# Chislic



## wyogoob (Sep 7, 2007)

Chislic is seasoned and deep fat fried red meat frequently made from venison scraps. Besides being tasty it's simple and doesn't take very long to make.

We've never ran a recipe thread for chislic on the UWN. I don't think it's real popular around the Rocky Mountain region but chislic is a local favorite in the upper Midwest, in beer joints during deer season and in garages when hunters are butchering deer.

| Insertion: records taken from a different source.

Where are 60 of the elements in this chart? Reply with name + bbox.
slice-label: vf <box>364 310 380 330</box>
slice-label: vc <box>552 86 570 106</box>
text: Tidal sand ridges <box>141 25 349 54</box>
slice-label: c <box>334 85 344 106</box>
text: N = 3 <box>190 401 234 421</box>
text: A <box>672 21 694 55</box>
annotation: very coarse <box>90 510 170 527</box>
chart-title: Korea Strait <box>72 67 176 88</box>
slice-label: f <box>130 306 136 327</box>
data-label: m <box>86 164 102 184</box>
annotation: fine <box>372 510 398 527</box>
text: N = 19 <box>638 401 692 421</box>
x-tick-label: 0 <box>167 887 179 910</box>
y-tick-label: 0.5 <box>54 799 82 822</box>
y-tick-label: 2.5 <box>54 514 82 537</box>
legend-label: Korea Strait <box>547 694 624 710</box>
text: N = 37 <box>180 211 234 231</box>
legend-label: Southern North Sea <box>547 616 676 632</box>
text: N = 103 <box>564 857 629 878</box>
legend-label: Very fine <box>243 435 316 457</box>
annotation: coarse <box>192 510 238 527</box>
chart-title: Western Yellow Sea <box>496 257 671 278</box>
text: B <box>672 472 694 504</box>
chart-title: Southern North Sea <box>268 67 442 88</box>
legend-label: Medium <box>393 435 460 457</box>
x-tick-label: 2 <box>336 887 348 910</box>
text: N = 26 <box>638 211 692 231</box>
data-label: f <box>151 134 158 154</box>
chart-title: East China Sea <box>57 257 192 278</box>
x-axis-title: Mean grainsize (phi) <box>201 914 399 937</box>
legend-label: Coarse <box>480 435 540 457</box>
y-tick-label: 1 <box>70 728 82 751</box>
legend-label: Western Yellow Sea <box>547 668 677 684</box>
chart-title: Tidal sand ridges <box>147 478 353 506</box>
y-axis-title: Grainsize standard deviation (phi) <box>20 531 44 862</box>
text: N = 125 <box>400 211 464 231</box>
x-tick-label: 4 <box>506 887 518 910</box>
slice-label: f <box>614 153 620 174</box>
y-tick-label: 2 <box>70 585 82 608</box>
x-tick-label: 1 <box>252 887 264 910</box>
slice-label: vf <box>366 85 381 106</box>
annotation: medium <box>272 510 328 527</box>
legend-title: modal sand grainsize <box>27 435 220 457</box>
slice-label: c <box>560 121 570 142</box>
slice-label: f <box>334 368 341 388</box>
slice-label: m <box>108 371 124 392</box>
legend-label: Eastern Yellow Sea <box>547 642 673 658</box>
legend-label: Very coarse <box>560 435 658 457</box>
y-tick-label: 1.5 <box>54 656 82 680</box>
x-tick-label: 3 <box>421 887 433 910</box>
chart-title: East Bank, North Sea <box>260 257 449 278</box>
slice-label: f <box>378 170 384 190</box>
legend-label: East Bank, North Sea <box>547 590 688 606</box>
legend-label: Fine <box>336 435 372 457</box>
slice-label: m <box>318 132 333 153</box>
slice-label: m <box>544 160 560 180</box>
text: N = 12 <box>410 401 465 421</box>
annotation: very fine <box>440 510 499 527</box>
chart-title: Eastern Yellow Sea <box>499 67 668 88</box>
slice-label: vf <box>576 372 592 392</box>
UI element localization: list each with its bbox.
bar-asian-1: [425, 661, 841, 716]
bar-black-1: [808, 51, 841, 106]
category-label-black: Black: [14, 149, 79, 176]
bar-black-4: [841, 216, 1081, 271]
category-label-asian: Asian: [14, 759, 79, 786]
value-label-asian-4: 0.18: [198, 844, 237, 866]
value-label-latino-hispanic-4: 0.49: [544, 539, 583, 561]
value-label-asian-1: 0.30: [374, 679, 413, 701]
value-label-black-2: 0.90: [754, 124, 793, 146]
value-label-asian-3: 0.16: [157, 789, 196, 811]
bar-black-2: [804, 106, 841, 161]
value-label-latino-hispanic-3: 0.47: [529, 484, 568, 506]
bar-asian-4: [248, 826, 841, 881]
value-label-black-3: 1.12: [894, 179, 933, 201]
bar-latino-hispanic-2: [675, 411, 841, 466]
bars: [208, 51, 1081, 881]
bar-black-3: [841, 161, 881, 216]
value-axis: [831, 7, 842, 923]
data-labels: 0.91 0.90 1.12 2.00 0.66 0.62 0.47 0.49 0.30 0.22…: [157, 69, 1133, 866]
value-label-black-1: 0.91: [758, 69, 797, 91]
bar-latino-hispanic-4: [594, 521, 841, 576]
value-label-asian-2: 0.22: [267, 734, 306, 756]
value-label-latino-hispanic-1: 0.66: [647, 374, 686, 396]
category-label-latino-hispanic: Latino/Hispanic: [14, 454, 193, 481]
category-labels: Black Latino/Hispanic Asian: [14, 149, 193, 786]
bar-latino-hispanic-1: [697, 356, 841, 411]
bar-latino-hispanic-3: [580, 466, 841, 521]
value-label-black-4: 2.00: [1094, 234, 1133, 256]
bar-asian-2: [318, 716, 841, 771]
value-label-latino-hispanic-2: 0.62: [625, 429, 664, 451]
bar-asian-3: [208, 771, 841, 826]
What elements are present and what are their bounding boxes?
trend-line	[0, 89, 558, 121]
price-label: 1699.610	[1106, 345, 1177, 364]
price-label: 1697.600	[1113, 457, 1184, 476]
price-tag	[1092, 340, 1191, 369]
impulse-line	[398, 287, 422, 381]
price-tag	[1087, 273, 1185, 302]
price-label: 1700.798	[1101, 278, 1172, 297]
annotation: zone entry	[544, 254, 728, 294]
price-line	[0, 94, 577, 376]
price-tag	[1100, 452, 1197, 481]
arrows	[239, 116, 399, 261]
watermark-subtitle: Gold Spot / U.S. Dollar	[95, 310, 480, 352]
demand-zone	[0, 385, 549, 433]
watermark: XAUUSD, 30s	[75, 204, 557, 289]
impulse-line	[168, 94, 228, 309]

Here's a chislic appetizer I made out of some elk round steak.

*Instructions*


1 lb cubed deer, antelope or elk meat
2 tbsp Worcestershire sauce
1 tsp chili powder
1/2 tsp kosher salt
1/2 tsp onion powder
1/2 tsp garlic powder
1/4 tsp black pepper
oil
 *Directions*


Marinate the cubed meat in 1 tbsp Worcestershire sauce, the chili powder, salt, garlic powder, onion powder and pepper. Marinate the meat in a Ziploc bag for an hour or more.
Heat oil to 375 degrees F and cook to medium-rare, about 1 minute. The meat will have a dark brown crust and will be tender to the touch. 
Drain on paper towels. Skewer the cubes with toothpicks and serve with garlic salt, hot sauce, saltine crackers and a cold beer or ice tea.
Use your favorite marinade for this one:


Be careful not to overcook the meat. Skewer each piece of chislic if you like:


Sprinkle on some garlic salt:


I probably should take an extra blood pressure pill before I go to bed:


One time we made a bunch of french fries while were we cutting up a deer. We cubed some flank meat and spiced it up with Tabasco sauce. Threw it in the fryer with the fries during their last minute of cooking. Served the chislic with the fries, along with some ****tail sauce. Wow, I'm gonna have to do that one again.


----------



## 3arabians (Dec 9, 2014)

Oh wow.....that one is a must try for me goob. Just need to put some meat in the freezer now.


----------



## wyogoob (Sep 7, 2007)

surf n turf


about 2 minutes for medium


----------



## Dunkem (May 8, 2012)

Man that looks good!! Can you imagine how pork back fat would be in there also--- yum.


----------



## wyogoob (Sep 7, 2007)

Elk round steak marinated over night:


Deep fat fry 2 minutes at 400°:


Dangit, I can't find my chislic salt.


----------



## Catherder (Aug 2, 2008)

Ugh, between the pot pies and this, I have a feeling tonights dinner is going to be a big disappointment once I get home from work. 


Can I come over for leftovers?


----------